Physical attacks are serious threats to cryptosystems deployed in the real world. In this work, we propose a microarchitectural end-to-end attack methodology on generic lattice-based post-quantum key encapsulation mechanisms to recover the long-term secret key. Our attack targets a critical component of a Fujisaki-Okamoto transform that is used in the construction of almost all lattice-based key encapsulation mechanisms. We demonstrate our attack model on practical schemes such as Kyber and Saber by using Rowhammer. We show that our attack is highly practical and imposes little preconditions on the attacker to succeed. As an additional contribution, we propose an improved version of the plaintext checking oracle, which is used by almost all physical attack strategies on lattice-based key-encapsulation mechanisms. Our improvement reduces the number of queries to the plaintext checking oracle by as much as $39\%$ for Saber and approximately $23\%$ for Kyber768. This can be of independent interest and can also be used to reduce the complexity of other attacks.
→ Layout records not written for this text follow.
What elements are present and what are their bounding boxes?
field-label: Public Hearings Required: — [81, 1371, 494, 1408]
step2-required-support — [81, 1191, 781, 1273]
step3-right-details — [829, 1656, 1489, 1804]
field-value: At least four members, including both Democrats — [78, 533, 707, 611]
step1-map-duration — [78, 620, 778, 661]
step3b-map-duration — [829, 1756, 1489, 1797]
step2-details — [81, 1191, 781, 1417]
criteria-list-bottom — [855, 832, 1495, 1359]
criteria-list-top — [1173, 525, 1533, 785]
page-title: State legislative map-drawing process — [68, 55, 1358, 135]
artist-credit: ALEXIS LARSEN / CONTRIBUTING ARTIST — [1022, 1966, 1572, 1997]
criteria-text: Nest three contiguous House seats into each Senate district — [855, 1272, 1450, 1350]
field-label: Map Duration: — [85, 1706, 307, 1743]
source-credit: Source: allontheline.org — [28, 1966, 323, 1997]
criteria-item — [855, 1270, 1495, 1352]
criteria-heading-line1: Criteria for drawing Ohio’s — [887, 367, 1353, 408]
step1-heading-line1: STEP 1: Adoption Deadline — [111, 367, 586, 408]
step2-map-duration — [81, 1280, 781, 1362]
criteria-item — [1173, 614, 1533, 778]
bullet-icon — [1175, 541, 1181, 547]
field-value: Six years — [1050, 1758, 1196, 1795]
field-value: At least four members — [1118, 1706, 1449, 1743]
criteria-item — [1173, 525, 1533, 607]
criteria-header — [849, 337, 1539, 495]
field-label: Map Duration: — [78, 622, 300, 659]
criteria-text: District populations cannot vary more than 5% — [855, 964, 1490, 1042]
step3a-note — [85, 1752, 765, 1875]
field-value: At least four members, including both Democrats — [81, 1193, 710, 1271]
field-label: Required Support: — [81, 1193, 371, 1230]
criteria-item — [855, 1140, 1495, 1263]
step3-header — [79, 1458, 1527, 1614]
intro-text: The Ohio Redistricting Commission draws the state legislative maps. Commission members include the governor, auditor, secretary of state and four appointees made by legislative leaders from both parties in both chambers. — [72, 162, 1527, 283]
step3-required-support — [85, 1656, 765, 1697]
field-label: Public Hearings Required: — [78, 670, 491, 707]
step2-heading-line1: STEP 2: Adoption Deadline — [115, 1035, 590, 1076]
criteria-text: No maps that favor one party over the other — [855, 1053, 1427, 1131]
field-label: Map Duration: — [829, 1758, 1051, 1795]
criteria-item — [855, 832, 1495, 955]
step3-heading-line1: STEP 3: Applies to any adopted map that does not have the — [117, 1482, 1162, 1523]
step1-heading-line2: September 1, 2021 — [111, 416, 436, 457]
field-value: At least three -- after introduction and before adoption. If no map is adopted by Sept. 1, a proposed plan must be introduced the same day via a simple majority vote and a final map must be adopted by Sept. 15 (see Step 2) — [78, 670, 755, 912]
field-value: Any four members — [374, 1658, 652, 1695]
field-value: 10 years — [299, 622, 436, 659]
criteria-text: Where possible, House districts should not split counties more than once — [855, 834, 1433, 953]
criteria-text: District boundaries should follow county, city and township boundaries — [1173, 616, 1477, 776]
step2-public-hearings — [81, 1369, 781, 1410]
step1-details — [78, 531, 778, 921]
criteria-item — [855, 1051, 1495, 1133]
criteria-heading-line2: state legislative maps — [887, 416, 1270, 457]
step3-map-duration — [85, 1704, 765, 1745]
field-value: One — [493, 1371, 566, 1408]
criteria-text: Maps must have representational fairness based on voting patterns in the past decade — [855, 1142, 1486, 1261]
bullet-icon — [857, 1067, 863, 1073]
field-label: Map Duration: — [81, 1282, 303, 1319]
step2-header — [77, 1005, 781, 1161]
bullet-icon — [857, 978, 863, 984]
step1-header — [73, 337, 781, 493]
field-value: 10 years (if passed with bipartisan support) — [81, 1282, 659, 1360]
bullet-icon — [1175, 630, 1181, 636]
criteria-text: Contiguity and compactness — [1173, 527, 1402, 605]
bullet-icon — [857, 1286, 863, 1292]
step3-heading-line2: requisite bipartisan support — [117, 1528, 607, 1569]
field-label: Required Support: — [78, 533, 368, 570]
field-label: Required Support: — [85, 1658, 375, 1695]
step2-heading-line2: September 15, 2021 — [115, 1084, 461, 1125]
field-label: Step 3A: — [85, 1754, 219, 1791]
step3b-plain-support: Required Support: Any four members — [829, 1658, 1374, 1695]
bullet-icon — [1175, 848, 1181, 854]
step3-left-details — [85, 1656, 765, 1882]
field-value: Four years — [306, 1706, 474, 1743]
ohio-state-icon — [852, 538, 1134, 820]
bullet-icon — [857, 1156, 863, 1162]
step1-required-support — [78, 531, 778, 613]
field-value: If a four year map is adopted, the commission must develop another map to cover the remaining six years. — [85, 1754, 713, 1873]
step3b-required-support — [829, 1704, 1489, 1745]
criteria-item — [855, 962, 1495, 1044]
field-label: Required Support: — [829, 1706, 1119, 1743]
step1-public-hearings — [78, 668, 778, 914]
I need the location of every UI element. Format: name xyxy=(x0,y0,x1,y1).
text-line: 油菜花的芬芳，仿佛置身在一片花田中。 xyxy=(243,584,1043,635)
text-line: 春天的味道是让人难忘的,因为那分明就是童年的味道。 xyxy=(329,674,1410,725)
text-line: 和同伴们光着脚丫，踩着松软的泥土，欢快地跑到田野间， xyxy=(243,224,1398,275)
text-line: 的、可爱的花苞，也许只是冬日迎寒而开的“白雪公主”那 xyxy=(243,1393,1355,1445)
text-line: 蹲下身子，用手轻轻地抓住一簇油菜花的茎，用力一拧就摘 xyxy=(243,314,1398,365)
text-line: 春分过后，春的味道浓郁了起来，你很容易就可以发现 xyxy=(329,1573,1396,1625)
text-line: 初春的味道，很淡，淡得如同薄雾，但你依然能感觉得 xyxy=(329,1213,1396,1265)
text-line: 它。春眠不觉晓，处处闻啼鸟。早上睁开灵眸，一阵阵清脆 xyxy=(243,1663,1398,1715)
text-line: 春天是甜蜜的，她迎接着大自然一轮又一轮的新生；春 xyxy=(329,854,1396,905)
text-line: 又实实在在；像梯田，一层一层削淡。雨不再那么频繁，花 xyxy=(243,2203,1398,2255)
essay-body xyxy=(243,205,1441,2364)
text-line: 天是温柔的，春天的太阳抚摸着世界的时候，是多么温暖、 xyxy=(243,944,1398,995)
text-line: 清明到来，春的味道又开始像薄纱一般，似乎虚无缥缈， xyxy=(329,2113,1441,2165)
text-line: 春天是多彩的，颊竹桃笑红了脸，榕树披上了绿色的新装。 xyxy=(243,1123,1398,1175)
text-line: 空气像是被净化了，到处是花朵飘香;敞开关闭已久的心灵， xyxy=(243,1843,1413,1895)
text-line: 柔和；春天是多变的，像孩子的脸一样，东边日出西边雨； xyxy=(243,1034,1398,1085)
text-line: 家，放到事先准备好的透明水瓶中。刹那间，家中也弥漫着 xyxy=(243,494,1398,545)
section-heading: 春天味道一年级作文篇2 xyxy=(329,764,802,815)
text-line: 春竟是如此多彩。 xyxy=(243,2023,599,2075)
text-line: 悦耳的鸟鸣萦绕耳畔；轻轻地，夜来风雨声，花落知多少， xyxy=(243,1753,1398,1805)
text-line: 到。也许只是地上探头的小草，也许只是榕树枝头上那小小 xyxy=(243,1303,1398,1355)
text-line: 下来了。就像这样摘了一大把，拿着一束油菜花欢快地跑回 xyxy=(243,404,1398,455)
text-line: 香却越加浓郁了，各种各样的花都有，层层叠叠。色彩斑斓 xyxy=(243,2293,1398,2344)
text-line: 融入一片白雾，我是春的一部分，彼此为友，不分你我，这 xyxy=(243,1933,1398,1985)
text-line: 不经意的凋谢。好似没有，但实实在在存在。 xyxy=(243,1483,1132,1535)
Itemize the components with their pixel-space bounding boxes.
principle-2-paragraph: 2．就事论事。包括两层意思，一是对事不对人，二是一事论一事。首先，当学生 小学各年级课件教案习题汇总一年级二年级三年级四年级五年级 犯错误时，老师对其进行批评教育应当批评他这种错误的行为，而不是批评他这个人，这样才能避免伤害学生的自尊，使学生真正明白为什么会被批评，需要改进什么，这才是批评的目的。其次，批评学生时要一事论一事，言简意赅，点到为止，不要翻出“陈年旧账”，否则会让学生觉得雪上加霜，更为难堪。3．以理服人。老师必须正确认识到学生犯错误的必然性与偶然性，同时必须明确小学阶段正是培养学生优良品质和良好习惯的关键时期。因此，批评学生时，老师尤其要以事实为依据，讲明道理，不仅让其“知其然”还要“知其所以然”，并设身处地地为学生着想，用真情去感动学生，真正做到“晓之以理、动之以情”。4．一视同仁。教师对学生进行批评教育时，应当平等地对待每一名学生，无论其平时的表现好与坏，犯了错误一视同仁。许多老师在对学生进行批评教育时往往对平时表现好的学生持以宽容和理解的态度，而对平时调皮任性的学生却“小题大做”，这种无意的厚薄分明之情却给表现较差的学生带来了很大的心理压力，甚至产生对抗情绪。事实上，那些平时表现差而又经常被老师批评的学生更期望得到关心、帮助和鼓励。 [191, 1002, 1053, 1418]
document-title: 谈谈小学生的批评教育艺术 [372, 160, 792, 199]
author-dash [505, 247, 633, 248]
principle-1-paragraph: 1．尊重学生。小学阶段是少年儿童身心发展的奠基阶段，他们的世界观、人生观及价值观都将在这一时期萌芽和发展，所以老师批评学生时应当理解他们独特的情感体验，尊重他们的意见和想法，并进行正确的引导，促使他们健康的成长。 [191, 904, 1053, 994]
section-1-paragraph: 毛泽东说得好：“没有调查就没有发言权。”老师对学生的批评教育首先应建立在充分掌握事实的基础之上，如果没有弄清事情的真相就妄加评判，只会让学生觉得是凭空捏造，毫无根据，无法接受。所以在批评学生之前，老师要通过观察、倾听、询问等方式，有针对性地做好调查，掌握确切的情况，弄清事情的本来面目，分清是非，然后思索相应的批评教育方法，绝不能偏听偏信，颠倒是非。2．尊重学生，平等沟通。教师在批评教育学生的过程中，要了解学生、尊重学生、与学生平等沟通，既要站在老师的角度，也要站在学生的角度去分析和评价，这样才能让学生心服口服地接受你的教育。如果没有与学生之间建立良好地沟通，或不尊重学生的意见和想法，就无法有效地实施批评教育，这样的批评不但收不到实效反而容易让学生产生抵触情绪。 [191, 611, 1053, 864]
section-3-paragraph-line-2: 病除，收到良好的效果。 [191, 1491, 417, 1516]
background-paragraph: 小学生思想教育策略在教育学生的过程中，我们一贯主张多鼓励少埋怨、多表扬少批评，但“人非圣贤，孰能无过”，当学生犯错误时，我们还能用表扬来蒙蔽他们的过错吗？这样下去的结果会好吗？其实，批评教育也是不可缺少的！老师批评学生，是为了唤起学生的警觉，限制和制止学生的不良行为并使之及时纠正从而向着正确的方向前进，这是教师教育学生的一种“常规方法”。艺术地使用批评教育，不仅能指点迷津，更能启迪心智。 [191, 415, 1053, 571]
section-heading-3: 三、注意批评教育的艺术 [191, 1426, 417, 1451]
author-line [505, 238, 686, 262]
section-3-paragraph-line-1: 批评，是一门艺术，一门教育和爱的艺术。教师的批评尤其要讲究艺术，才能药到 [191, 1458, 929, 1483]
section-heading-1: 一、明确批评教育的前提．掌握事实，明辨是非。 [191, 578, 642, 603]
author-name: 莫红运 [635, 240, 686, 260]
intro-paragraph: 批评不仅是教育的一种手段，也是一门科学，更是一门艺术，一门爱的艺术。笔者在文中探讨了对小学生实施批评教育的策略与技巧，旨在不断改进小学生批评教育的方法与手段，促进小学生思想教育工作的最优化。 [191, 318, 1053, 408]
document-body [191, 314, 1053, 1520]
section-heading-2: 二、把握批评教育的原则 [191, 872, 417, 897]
翻译：物理攻击是对部署在现实世界中的密码系统的严重威胁。本文提出一种针对通用格基后量子密钥封装机制的微架构端到端攻击方法，用于恢复长期密钥。我们的攻击瞄准了几乎所有格基密钥封装机制构造中使用的Fujisaki-Okamoto变换的关键组件。我们通过使用Rowhammer在Kyber和Saber等实用方案上演示了攻击模型，证明该攻击具有高度实用性且对攻击者的成功条件要求极低。作为额外贡献，我们提出了改进版明文检测预言机——该组件被几乎所有格基密钥封装机制的物理攻击策略采用。我们的改进使Saber的明文检测预言机查询次数减少高达39%，对Kyber768减少约23%。该成果不仅具有独立研究价值，还可用于降低其他攻击的复杂度。